A particle executes simple harmonic motion between \( x = -A \) and \( x = +A \). If the time taken by the particle to go from \( x = 0 \) to \( \frac{A}{2} \) is 2 s, then the time taken by the particle in going from \( x = \frac{A}{2} \) to \( A \) is:

• A. 3 s
• B. 2 s
• C. 1.5 s
• D. 4 s

Hint:

In SHM, the time taken to travel between points is not uniform and depends on the amplitude and angular frequency.

Answer 1

The Correct Option is D

Step 1: {Using the standard equation of SHM}
\[ \frac{A}{2} = A \sin(\omega t_1) \] \[ \omega t_1 = \sin^{-1}\left(\frac{1}{2}\right) = \frac{\pi}{6} \quad {(i)} \] Step 2: {Calculating total time to reach \( A \)}
\[ A = A \sin \omega (t_1 + t_2) \] \[ \omega (t_1 + t_2) = \sin^{-1}(1) = \frac{\pi}{2} \] \[ \omega t_2 = \frac{\pi}{2} - \frac{\pi}{6} = \frac{\pi}{3} \quad {(ii)} \] Step 3: {Finding the ratio of times}
\[ \frac{t_1}{t_2} = \frac{1}{2} \Rightarrow t_2 = 2t_1 = 2 \times 2 = 4 \, {s} \] Thus, the time taken to go from \( \frac{A}{2} \) to \( A \) is 4 s.

Answer 2

Step-by-step Solution:

Step 1: Understand the motion of a particle in SHM
In simple harmonic motion (SHM), the displacement \( x \) at any time \( t \) can be described as:
\( x(t) = A \sin(\omega t) \) or \( x(t) = A \cos(\omega t) \), depending on the starting position.
Here, we assume the particle starts from the mean position \( x = 0 \), so the equation is:
\( x = A \sin(\omega t) \)

Step 2: Given condition and find angular frequency
We are given that the particle takes 2 seconds to move from \( x = 0 \) to \( x = \dfrac{A}{2} \).
Let’s find the corresponding angle \( \theta \) for this position:
If \( x = A \sin(\omega t) = \dfrac{A}{2} \), then:
\( \sin(\omega t) = \dfrac{1}{2} \Rightarrow \omega t = \dfrac{\pi}{6} \)

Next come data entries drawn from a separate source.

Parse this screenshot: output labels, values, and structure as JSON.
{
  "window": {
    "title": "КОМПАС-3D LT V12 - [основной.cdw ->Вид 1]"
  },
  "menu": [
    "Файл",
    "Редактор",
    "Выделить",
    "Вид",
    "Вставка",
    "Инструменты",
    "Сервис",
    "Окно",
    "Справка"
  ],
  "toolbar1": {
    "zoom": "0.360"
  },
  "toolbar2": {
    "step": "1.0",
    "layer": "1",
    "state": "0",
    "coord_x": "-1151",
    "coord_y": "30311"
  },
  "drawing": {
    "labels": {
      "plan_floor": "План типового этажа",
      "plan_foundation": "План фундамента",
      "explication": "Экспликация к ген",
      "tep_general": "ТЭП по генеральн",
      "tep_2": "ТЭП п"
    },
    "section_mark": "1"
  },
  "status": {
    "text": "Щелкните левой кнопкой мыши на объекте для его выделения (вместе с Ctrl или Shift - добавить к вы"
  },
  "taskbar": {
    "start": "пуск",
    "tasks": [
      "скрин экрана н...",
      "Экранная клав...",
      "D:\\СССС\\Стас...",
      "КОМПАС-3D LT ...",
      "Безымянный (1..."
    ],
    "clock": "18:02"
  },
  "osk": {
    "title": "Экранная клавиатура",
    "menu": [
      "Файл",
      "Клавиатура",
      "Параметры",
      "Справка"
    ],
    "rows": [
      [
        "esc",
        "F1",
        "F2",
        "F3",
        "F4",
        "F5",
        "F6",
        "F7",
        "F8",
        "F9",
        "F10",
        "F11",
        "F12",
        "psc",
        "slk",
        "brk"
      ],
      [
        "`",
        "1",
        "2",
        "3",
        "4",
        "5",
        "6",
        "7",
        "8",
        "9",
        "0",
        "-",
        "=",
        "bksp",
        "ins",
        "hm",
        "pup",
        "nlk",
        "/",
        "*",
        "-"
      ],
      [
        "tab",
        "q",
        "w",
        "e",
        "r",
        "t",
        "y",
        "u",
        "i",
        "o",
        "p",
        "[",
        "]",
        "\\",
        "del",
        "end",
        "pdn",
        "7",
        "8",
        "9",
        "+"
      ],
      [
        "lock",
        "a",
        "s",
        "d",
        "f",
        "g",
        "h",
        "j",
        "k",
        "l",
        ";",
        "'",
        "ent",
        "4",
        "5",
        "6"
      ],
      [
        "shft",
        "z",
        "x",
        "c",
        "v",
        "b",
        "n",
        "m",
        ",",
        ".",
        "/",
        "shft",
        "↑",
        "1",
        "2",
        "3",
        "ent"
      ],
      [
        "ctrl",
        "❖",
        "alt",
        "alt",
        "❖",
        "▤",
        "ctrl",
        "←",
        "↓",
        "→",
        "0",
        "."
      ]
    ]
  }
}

Now, using \( t = 2 \, \text{s} \):
\( \omega \cdot 2 = \dfrac{\pi}{6} \Rightarrow \omega = \dfrac{\pi}{12} \)

Step 3: Find time to go from \( x = \dfrac{A}{2} \) to \( x = A \)
Now find the time taken to move from \( x = \dfrac{A}{2} \) to \( x = A \):
At \( x = A \), \( \sin(\omega t) = 1 \Rightarrow \omega t = \dfrac{\pi}{2} \)

So the time taken from \( x = 0 \) to \( x = A \) is:
\( t = \dfrac{\pi}{2} \div \omega = \dfrac{\pi}{2} \cdot \dfrac{12}{\pi} = 6 \, \text{s} \)

Therefore, time taken from \( x = \dfrac{A}{2} \) to \( x = A \) is:
\( 6 \, \text{s} - 2 \, \text{s} = 4 \, \text{s} \)

Final Answer:
The time taken by the particle to move from \( x = \dfrac{A}{2} \) to \( x = A \) is 4 seconds.